According to a release, the United States International Development Finance Corporation (DFC) and Treasury Secretary Scott Bessent announced on Friday an agreement agreed by President Donald Trump to deploy what they call "Maritime Reinsurance" in the Gulf region.The DFC says that the deal involves "war risk."
"I am grateful to President Trump and Secretary Bessent for their support and approval of DFC's plan to restore confidence in maritime trade and stabilize international markets," Ben Black, the chief executive of DFC, said in the statement.
"We are confident that our reinsurance plan will get oil, gasoline, LNG [liquefied natural gas], jet fuel, and fertilizer through the Strait of Hormuz and flowing again to the world."

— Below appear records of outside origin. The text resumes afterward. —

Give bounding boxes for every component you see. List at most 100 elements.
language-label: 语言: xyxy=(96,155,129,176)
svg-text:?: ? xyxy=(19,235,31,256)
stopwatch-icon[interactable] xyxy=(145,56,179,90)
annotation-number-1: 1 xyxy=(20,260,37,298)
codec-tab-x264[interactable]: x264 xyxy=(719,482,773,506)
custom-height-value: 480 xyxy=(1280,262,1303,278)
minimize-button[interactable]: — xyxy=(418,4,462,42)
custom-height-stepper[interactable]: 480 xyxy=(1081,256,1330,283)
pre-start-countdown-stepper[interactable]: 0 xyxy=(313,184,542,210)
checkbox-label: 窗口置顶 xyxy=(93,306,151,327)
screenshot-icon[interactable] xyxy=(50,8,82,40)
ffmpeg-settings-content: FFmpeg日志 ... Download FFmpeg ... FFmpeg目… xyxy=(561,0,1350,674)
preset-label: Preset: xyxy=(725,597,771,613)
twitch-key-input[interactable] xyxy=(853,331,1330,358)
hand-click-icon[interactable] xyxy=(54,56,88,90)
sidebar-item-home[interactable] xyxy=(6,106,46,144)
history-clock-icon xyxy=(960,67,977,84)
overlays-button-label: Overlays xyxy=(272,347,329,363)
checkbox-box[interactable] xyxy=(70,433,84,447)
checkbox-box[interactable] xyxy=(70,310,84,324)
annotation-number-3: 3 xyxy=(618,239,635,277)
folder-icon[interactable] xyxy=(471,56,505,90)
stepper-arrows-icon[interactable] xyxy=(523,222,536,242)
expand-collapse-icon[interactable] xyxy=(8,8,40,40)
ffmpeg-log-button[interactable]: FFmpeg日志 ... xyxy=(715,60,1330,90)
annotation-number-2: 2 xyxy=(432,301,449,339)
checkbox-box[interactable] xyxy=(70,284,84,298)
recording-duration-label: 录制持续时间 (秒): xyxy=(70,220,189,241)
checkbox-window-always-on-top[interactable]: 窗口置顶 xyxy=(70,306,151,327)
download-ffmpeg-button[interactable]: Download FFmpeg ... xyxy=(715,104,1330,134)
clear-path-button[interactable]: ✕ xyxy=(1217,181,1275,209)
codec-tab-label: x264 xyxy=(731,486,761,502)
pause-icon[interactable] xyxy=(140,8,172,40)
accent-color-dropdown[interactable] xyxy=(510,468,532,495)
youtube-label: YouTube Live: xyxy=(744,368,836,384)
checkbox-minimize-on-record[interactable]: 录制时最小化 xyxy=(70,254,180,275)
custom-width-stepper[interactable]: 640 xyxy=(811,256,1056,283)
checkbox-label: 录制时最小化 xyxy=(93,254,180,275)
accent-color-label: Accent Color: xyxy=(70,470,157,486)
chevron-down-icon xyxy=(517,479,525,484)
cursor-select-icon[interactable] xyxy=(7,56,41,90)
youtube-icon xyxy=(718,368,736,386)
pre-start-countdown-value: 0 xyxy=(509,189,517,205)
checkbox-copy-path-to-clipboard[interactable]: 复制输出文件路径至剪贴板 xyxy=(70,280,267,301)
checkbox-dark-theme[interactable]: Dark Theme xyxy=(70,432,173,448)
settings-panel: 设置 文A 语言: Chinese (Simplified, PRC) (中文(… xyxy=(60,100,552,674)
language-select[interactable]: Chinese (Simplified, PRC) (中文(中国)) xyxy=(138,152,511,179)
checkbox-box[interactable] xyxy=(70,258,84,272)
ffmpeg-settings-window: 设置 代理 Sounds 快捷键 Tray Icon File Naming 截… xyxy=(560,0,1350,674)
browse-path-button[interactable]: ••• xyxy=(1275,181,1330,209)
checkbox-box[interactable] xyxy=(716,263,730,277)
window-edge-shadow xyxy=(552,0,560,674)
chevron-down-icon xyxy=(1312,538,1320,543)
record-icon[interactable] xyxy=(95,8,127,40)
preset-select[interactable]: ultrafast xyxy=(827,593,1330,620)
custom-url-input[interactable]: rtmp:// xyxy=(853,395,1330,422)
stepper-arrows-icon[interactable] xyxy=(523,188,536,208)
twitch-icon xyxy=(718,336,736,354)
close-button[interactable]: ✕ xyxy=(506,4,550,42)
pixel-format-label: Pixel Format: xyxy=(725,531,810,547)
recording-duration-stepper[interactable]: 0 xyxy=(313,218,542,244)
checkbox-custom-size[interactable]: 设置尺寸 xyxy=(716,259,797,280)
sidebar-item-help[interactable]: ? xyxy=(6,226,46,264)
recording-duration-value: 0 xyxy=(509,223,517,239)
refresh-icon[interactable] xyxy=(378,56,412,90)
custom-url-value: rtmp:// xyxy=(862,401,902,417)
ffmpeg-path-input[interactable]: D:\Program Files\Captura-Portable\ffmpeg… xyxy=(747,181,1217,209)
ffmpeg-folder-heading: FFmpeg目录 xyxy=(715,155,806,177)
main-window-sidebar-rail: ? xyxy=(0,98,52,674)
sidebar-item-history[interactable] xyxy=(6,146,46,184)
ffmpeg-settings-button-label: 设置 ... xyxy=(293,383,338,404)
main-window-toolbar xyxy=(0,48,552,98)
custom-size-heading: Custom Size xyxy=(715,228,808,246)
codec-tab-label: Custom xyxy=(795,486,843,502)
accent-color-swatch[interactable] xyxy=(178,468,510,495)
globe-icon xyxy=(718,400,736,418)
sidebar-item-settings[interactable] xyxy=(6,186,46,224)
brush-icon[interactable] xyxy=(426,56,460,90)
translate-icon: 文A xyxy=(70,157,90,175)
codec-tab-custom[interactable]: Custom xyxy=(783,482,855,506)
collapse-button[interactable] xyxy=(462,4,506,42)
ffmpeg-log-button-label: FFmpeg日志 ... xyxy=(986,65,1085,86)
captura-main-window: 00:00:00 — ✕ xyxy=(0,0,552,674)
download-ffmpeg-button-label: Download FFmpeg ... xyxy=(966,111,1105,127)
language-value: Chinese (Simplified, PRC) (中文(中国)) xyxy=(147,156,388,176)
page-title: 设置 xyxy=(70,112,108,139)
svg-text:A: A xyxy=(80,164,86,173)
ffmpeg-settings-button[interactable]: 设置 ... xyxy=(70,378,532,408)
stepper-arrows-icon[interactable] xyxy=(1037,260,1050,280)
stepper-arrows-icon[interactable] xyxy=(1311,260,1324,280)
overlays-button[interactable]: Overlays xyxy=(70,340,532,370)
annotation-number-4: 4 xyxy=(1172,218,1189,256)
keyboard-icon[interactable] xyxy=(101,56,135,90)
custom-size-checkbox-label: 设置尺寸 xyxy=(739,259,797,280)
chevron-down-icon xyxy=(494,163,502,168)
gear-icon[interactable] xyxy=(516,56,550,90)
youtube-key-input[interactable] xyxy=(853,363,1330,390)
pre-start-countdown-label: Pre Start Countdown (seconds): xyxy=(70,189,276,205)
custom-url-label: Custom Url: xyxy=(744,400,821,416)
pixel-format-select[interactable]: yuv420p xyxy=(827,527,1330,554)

Shortly after the crisis began, numerous insurance firms upped their policy prices for businesses due to the increased risk in the region. If rates become too high, those businesses may abandon their plans because they cannot pay the required insurance coverage.
Where insurance is between an insurer and an individual or business with a policy, reinsurance functions as a backer or guarantor for the insurance firms.
This means that by providing reinsurance to these insurance companies, they may be less likely to hike rates on their customers.
According to the statement, this deal will "help stabilize international commerce, and support American and allied businesses operating in the Middle East during the conflict with Iran."
Crude oil prices have soared since the Iran war began last Saturday, raising concerns that global oil supplies would run dry as the battle continues.
As of publishing, oil was trading at more than $90 per barrel, up from around $64 the previous week.increased oil prices frequently result in increased gas prices for consumers, and they can even cause inflation to rise when firms spend more to move goods and pass those costs on to customers.